= Angel Planells =

Spanish painter (1901–1989)

Àngel Planells i Cruañas (December 2, 1901 – July 23, 1989) was a Spanish Catalan surrealist painter who was born in Cadaqués and died in Barcelona.

He was born in Cadaqués, where he met artists like Eliseu Meifrèn, Joan Roig i Soler and Salvador Dalí. In 1918 he went to Barcelona to study painting, lithography and engraving, but he returned home due to economic problems. In 1928 he published his first surrealist poems and some art criticism articles.

Between 1928 and 1929, Planells participated in his first collective exhibitions in the Galeries Dalmau in Barcelona (1929) and in Girona. In Cadaqués he met René Magritte and other surrealist artists. Planells's first individual exhibition took place in 1930, in the Dalmau Galleries.

In 1936, Planells formed a part of the Logicofobista group, together with artists Artur Carbonell i Carbonell, Leandre Cristòfol i Peralba, Àngel Ferrant, Esteve Francés, A. Gamboa-Rothwoss, A. G. Lamolla, Ramon Marinello, Joan Massanet, Maruja Mallo, Jaume Sans, Nàdia Sokalova, Remedios Varo and Joan Ismael, and art critic and theorist Magí Cassanyes. The first Logicofobista Exhibition took place in Barcelona, in 1936. The same year, three works of Planells were shown at the London International Surrealist Exhibition. Since 1929 Planells lived in Blanes, where he worked as a professor at the School of Arts.

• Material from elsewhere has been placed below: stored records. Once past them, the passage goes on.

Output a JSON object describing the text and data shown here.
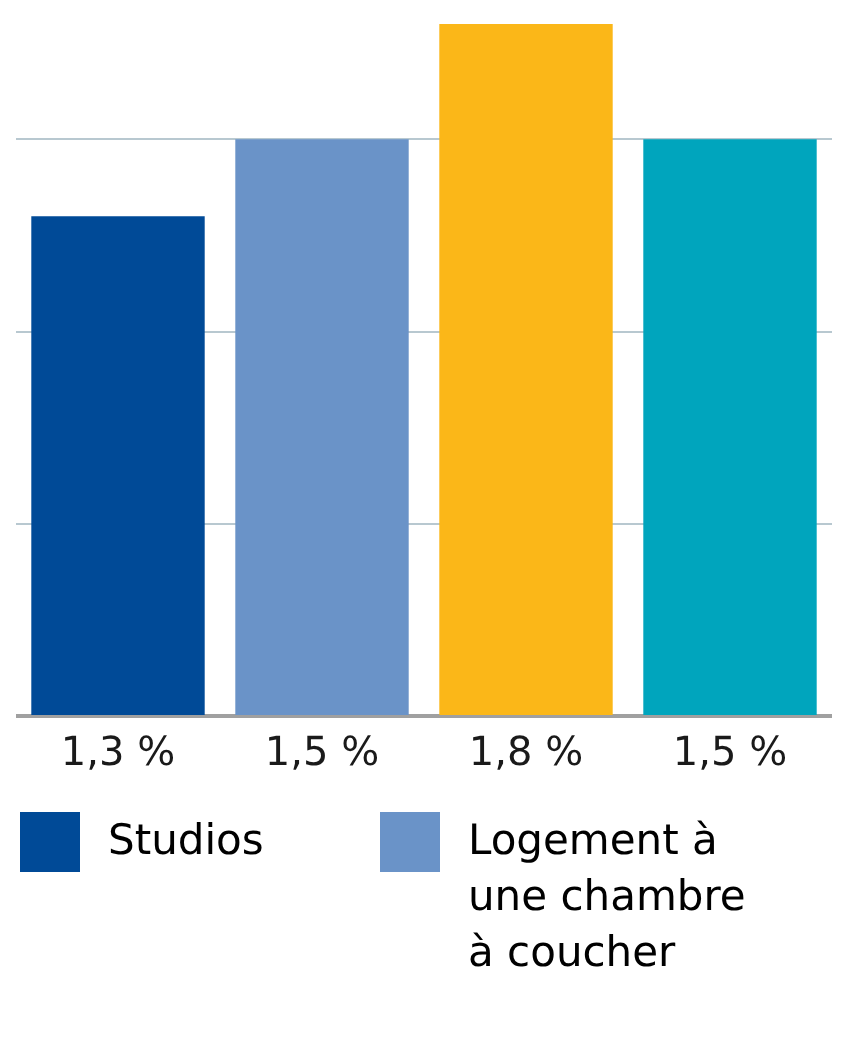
{
  "chart_data": {
    "type": "bar",
    "categories": [
      null,
      null,
      null,
      null
    ],
    "series": [
      {
        "colors": [
          "#004a97",
          "#6a93c8",
          "#fbb718",
          "#00a5bd"
        ],
        "values": [
          1.3,
          1.5,
          1.8,
          1.5
        ],
        "value_labels": [
          "1,3 %",
          "1,5 %",
          "1,8 %",
          "1,5 %"
        ]
      }
    ],
    "ylim": [
      0,
      1.8
    ],
    "yticks": [
      {
        "value": 0,
        "label": null
      },
      {
        "value": 0.5,
        "label": null
      },
      {
        "value": 1,
        "label": null
      },
      {
        "value": 1.5,
        "label": null
      }
    ],
    "grid": "y",
    "tick_labels": false,
    "annotations": [
      "Studios",
      "Logement à une chambre à coucher"
    ]
  }
}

After the Spanish Civil War, Planells painted landscapes and still lifes, although he continued to paint surrealist subjects in secret. Following the death of Franco, Planells openly returned to surrealism, exhibiting widely in the 1970s and 80s, until his death in 1989. In 2025 his surrealist painting, Napoleon's Harp, achieved a record price at auction of 50,000 euros.